Mutant RAS Calms Stressed-Out Cancer Cells

Abstract

Mutant RAS-driven cancers are infamously resistant to chemotherapeutics. Reporting in Cell, Grabocka and Bar-Sagi (2016) demonstrate that when subjected to stress, mutant KRAS-dependent lipid production leads to upregulated stress granule formation. This confers not only cell-autonomous cytoprotection but also paracrine establishment of a stress-resistant tumor niche.

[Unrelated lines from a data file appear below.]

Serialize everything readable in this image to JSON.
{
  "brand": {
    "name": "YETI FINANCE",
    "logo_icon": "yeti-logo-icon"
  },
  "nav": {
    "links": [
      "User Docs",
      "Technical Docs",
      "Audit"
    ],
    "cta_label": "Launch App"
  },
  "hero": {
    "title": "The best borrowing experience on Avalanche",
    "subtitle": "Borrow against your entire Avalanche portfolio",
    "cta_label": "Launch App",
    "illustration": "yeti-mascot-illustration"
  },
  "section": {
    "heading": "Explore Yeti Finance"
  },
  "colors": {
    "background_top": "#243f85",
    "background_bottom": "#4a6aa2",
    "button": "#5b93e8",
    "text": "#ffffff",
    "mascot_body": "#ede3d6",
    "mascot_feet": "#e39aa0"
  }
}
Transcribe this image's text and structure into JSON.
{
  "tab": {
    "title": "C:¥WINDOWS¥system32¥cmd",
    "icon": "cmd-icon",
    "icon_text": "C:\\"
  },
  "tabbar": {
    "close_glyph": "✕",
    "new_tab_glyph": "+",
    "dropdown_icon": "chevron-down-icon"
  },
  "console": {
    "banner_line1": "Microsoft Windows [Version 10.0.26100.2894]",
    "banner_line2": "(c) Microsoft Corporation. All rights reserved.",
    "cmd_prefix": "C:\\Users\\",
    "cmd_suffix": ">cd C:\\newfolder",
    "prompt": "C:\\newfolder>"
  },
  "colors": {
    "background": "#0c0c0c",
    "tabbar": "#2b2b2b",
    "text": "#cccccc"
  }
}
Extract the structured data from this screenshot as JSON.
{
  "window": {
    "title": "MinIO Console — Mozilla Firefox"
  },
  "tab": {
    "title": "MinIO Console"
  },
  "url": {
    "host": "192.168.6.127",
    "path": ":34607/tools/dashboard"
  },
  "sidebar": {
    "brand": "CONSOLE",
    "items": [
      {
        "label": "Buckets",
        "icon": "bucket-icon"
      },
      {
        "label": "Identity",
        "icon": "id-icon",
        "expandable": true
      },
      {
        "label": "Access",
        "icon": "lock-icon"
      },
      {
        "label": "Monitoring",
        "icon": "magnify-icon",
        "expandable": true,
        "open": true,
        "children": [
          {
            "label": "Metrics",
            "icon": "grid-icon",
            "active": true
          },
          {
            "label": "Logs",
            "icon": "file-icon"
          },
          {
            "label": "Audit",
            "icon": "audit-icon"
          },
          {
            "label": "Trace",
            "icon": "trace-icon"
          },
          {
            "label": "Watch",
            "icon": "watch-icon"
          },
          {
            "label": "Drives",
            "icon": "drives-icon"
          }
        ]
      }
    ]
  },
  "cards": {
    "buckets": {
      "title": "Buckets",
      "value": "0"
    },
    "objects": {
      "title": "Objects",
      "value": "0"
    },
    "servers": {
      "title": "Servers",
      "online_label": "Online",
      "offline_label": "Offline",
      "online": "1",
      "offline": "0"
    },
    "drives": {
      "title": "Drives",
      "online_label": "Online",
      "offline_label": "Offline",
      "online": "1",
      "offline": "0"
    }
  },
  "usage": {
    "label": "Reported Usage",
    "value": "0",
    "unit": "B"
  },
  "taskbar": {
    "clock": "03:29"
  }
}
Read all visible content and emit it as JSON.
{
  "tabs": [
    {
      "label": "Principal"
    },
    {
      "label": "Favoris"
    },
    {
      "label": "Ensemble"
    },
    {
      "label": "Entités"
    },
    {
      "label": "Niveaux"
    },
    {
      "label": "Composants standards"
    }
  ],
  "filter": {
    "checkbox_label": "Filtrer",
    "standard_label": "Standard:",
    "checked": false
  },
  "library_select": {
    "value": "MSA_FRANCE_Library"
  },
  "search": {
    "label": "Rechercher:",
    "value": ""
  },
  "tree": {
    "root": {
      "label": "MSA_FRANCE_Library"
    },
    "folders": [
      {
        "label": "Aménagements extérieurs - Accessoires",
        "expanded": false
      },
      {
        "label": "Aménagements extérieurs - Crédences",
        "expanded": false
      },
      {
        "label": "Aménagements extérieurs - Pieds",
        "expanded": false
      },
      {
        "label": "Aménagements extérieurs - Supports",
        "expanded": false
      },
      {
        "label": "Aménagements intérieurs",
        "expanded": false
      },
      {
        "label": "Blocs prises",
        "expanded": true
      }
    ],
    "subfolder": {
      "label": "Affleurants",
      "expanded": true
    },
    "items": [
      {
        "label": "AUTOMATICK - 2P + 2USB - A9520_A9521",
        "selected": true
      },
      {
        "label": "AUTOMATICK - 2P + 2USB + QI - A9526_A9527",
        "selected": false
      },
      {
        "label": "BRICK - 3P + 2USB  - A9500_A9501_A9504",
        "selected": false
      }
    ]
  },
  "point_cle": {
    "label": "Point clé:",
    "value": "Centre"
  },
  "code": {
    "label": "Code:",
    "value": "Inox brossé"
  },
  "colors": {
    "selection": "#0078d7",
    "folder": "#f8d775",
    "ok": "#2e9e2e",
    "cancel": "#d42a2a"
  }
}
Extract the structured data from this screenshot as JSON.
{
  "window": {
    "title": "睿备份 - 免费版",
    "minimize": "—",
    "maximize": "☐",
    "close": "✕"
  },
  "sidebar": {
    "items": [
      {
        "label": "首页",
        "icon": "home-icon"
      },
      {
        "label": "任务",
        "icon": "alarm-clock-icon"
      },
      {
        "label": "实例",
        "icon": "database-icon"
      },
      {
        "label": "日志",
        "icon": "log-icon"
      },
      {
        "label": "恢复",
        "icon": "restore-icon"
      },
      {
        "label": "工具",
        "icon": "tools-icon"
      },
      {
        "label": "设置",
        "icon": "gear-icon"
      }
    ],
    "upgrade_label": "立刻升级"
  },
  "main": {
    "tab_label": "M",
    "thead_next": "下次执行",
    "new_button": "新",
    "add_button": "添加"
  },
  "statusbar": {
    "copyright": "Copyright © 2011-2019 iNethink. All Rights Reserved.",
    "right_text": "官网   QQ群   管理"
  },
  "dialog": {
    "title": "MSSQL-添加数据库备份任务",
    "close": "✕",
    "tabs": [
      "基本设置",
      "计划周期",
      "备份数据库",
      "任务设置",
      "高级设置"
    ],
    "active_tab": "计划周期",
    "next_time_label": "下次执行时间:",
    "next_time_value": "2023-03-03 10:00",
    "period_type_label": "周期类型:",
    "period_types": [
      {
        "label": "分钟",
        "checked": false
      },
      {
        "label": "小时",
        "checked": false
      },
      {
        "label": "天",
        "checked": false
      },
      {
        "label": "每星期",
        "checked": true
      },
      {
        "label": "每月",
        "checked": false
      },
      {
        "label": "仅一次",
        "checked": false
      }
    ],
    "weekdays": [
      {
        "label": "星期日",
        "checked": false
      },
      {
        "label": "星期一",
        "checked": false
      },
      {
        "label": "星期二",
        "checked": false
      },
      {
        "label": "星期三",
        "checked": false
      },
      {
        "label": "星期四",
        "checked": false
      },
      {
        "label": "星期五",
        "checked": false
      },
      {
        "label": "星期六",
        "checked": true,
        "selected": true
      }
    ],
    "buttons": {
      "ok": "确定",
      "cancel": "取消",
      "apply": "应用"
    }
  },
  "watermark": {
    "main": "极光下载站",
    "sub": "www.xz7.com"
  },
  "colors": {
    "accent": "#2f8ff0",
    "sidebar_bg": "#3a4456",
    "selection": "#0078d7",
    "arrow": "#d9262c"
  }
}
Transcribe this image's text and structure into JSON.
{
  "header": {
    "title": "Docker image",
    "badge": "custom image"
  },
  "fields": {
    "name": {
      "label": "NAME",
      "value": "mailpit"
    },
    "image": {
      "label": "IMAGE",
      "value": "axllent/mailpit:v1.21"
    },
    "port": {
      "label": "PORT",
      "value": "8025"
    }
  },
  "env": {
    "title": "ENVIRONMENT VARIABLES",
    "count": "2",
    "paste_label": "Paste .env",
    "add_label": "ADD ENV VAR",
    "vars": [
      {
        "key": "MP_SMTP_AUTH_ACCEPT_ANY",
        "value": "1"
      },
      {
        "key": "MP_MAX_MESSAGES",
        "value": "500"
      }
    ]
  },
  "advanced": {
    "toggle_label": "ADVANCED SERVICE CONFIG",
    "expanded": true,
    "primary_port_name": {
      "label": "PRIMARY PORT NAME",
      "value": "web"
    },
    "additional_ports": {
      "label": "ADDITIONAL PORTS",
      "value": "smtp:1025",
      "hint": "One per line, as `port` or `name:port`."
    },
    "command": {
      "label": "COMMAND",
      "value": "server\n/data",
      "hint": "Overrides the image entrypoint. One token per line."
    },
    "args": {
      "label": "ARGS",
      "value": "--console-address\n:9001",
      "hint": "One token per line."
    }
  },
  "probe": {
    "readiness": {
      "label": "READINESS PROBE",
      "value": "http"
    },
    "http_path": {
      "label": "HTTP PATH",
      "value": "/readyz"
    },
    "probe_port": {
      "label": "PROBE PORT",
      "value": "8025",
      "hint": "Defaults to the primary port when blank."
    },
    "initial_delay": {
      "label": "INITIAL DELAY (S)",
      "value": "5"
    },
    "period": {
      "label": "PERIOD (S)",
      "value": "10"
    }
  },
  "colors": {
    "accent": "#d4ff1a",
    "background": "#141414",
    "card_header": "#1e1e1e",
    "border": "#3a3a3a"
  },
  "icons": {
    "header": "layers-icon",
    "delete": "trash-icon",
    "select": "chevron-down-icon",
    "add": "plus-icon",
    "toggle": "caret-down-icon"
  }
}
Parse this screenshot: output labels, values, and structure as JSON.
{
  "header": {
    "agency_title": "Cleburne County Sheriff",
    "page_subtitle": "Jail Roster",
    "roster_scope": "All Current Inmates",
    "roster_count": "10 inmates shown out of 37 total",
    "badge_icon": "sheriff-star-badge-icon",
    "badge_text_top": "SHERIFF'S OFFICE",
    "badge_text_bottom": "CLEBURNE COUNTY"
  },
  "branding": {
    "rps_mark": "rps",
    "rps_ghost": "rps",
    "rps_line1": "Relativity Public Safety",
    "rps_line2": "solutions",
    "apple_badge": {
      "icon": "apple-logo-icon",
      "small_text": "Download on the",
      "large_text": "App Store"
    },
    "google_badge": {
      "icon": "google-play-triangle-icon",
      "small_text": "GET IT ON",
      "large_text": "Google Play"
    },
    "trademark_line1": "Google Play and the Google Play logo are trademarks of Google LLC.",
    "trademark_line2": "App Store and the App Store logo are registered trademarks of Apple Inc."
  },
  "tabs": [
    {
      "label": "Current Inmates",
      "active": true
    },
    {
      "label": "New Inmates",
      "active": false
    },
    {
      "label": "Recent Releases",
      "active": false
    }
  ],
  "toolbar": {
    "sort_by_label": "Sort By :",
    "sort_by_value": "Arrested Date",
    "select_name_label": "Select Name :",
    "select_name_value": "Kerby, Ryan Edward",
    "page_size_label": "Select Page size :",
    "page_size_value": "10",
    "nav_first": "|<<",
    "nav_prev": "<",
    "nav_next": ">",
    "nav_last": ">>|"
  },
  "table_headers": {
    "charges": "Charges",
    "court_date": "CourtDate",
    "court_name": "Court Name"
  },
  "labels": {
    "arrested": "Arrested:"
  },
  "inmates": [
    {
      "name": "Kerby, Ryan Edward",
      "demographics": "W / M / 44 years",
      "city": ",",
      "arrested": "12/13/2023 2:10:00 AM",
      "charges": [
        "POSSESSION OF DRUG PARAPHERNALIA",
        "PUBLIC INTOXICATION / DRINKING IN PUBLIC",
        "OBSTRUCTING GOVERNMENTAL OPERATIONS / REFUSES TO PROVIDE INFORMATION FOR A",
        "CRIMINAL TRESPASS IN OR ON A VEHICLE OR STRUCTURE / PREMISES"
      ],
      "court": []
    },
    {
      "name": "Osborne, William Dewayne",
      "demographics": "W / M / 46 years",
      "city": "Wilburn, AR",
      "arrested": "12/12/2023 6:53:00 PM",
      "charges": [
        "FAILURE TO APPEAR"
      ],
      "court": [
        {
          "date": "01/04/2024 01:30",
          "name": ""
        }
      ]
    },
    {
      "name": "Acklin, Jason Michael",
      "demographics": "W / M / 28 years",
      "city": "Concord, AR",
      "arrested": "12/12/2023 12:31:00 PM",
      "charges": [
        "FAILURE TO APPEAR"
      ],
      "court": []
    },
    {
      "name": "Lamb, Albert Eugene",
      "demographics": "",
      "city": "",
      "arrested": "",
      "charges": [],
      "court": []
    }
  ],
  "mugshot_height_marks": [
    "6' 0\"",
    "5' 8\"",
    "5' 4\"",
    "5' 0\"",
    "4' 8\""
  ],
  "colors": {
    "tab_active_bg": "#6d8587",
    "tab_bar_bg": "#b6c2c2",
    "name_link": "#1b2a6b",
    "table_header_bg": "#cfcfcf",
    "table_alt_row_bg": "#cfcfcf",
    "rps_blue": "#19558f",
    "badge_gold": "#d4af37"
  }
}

Figure 1. Mutant RAS Regulation of Stress Granule Formation and Resistance to Chemotherapy

(A) Mutant RAS activation of the RAF-MEK-ERK MAPK cascade promotes COX-2 upregulation and HPGD downregulation, stimulating an increase in 15-d-PGJ2. 15-d-PGJ2 then inactivates eIF4A, causing reduced ribosome initiation of translation, resulting in the accumulation of translationally stalled messenger ribo-nucleoprotein particles (mRNPs) containing exposed mRNA regions. This mRNA then binds SG-nucleating RNA-binding proteins, leading to the formation of stress granules (SGs). SGs also recruit signaling components that then drive resistance to chemotherapy. Treatment with either a MEK (MEKi) or COX (COXi) inhibitor blocked the stress-induced increase in SGs. Arrows indicate those activities that were linked to RAS activity. (B) RAS WT cancer cells express low levels of 15-d-PGJ2 and have low SG formation. When subjected to chemotherapy, RAS WT cancers are sensitive. In contrast, RAS-MUT cancer cells exhibit elevated 15-d-PGJ2 production and SG formation. 15-d-PGJ2 is also secreted and taken up by adjacent RAS WT cancer cells stimulating SG formation. When subjected to chemotherapy, both the RAS-MUT and WT cancers are chemoresistant. Treatments of RAS-MUT cancers with inhibitors of 15-d-PGJ2 expression or activity, preventing SG formation or function, are therapeutic strategies that may overcome this resistance and allow response to chemotherapy.